University of Louisville

Modulation of Acute Inflammation by Targeting Glycosaminoglycan-Cytokine Interactions

Institution

University of Louisville

Abstract

Glycosaminoglycans (GAGs) located on cellular membranes and the extracellular matrix (ECM) are able to interact with chemokines and pro-inflammatory cytokines, leading to local cytokine/chemokine accumulation. The tissue-bound cytokines/chemokines function in promoting leukocyte migration and activation, contributing to local inflammation. Hence, targeting of GAG/cytokine interactions may provide an avenue for the attenuation of inflammatory responses. A cationic peptide (MC2) derived from the heparin-binding sequence of mouse IFN-gamma was previously shown by our laboratory to delay allograft rejection in an animal model. In order to further investigate the immunomodulatory properties of the MC2 peptide, we have studied its activity in an acute peritoneal inflammation model. Groups of C57Bl/6 mice were injected intraperitoneally with either ConA or thioglycollate and treated with saline (control), the MC2 peptide or two control cationic peptides, poly-L-lysine (PLL) and poly-L-arginine (PLA).
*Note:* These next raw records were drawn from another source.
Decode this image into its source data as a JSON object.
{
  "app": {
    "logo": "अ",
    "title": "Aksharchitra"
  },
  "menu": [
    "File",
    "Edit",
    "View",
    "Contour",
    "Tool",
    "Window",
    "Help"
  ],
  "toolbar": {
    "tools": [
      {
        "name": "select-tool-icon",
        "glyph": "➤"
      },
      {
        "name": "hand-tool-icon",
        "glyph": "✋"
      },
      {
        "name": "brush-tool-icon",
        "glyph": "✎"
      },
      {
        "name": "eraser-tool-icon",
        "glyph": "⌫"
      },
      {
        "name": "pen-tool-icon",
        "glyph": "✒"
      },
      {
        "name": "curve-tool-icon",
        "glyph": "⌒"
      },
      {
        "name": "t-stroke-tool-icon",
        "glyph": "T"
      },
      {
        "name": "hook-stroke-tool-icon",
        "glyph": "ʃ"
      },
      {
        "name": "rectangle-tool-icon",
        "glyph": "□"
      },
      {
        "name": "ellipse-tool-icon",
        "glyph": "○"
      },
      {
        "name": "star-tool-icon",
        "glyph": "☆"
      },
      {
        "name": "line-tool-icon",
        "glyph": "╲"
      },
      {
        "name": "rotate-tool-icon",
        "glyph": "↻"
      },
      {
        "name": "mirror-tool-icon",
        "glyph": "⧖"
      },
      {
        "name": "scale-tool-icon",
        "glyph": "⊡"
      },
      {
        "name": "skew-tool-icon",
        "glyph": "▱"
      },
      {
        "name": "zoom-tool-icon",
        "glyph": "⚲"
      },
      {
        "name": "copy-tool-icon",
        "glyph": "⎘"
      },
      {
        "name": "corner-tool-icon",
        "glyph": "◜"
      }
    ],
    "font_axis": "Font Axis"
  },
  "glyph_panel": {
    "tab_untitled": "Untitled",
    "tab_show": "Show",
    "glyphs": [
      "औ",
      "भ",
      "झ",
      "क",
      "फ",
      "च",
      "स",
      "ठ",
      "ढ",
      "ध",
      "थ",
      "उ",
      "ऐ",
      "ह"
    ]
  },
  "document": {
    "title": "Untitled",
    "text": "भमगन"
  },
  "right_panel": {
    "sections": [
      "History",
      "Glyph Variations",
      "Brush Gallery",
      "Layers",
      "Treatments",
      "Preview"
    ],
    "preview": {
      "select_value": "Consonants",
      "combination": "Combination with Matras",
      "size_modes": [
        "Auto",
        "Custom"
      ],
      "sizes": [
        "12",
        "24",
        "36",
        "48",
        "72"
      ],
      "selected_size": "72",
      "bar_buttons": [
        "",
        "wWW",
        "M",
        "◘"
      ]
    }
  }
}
Treatment with the MC2 peptide, but not PLA or PLL, resulted in statistically significant reductions in total cell numbers, concentration of total proteins, and concentrations of pro-inflammatory cytokines (TNF-alpha, IL-6, or IL-1beta) in peritoneal lavage fluids, without alterations to the qualitative cellular composition of the exudate. These results suggest that targeting GAG/cytokine interactions is a viable approach to reduce inflammation.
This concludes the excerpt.